Measuring Serialization
posted Wednesday, 9 April 2008
Last night I spoke at the Paris JUG. The location was quite interesting, a smallish theater in the back of a store that sold art, lamp oils and other things. At first I thought I was in the wrong place. Even many of the attendees had to be coaxed into the store not realizing they'd found the right address.
As is typical, the most interesting part of the evening is getting to talk to technologies with the people who've shown up. And since my concurrency talk is more about the bigger picture, where we are going in computing and what we (as developers) need to do to adapt, I find that it excites people into thinking and coming up with solutions. Last night was no exception. The after talk conversations had me considering the possibility of a new metric, line of code contained in a synchronized block.
I like software metrics because they quickly allow me to see potential problems in code that I’ve no familiarity with. I say potential problems with a strong emphasis on the word potential. It is by no means a binary litmus that say, yes it’s good or no, this code needs work. However software metrics do suggest areas of your code that you should take a peek at. This is exactly what the lines of code in a synchronized block would give you. A hint that this part of your code maybe aggressively synchronized.
The first glance it looks like it should be an easy metric to whip up. However, there are a number of things that need to be considered. For example, how do you count loops? How does one count method calls? Are there any other operations that we may need to consider such as array copies or calls to external systems? For example, I could have a call such as creditService.authorize(purchase) that makes a remote call to a bank. That call is most likely going to be a lot more expensive than any large chunk of code that remains local. And since it is synchronized, it represents a point of serialized execution in your application. In other words, your code will run as single threaded that will only use 1 CPU no matter how many you have.
It maybe such that you needed to synchronized a large block of code. Maybe that it doesn’t matter that there is a lot of code in the synchronized block. These are things you can determine once you’ve had a look at it. The bigger question is; how do you find these things in the first place?
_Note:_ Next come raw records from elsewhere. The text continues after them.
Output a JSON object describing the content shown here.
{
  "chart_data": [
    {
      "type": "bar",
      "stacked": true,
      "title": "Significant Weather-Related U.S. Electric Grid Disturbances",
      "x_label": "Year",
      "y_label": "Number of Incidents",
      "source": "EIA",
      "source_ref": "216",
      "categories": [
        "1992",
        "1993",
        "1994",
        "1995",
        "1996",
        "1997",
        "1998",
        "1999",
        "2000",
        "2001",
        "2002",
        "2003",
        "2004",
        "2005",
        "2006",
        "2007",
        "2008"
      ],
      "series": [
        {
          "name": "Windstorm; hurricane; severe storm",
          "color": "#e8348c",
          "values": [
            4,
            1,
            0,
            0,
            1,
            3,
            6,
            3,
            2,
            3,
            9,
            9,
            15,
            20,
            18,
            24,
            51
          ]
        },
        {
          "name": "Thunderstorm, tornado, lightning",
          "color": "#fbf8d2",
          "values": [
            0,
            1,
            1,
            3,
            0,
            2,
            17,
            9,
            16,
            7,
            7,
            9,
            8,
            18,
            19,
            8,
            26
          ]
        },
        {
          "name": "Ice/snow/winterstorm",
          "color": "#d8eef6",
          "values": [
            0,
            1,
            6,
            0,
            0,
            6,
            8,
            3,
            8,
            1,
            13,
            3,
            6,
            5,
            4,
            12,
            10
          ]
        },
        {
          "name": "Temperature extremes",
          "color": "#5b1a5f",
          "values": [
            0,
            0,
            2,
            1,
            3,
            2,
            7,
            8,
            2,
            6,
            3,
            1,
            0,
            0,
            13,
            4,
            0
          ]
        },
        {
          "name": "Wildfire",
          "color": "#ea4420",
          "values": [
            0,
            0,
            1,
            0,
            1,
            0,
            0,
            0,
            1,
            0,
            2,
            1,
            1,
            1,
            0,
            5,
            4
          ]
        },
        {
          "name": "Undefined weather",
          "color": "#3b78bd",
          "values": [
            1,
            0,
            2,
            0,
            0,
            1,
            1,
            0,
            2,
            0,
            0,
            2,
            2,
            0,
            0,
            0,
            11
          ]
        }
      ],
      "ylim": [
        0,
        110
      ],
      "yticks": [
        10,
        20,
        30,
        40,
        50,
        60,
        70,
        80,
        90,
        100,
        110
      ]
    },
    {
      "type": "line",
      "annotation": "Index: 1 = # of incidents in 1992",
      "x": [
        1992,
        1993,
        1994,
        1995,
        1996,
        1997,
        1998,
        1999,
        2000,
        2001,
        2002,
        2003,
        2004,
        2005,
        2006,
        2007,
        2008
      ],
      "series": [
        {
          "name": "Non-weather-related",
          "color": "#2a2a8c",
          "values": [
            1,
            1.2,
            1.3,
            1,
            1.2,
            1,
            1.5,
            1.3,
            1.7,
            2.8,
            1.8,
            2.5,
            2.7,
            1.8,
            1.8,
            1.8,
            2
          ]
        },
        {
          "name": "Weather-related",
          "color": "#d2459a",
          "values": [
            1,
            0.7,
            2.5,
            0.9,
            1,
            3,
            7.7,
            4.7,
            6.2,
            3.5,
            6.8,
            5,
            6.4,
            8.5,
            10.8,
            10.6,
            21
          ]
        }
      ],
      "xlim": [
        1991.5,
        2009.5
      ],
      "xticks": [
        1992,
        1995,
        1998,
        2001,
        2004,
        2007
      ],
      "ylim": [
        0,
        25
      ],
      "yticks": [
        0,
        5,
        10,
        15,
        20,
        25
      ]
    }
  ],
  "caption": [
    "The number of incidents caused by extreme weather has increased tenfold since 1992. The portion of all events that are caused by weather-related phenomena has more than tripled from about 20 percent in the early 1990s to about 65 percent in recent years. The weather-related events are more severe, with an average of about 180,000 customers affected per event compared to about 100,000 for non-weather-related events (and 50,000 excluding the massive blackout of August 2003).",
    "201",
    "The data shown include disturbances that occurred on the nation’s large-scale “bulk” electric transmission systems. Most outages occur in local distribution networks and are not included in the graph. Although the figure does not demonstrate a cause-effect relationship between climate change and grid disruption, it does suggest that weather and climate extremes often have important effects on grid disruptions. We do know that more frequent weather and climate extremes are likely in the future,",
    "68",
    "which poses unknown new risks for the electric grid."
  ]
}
One drawback with this “performance” metric is that is based on a static analysis of the code. If you’ve seen or read about “the box”, my abstraction of a computer system, you know that this metric takes the measurement in a single layer (application) absent of the others. To make matters worse, the application layer is devoid of all the dynamic information that result in a more meaningful measure. In other words, measuring for hot locks in a running application is the truth whereas measuring lines of code or potential activities in a synchronized block is a guess. Given that this is a micro performance measurement, it may or may not be important. It maybe that higher order architectural decisions will result in much larger problems. However, while in development, it maybe the only measurement that you’re going to get and in that case, it maybe useful to highlight a potential problem. This is generally the case with any metric. It gives us a hint of a problem and quite often that is good enough.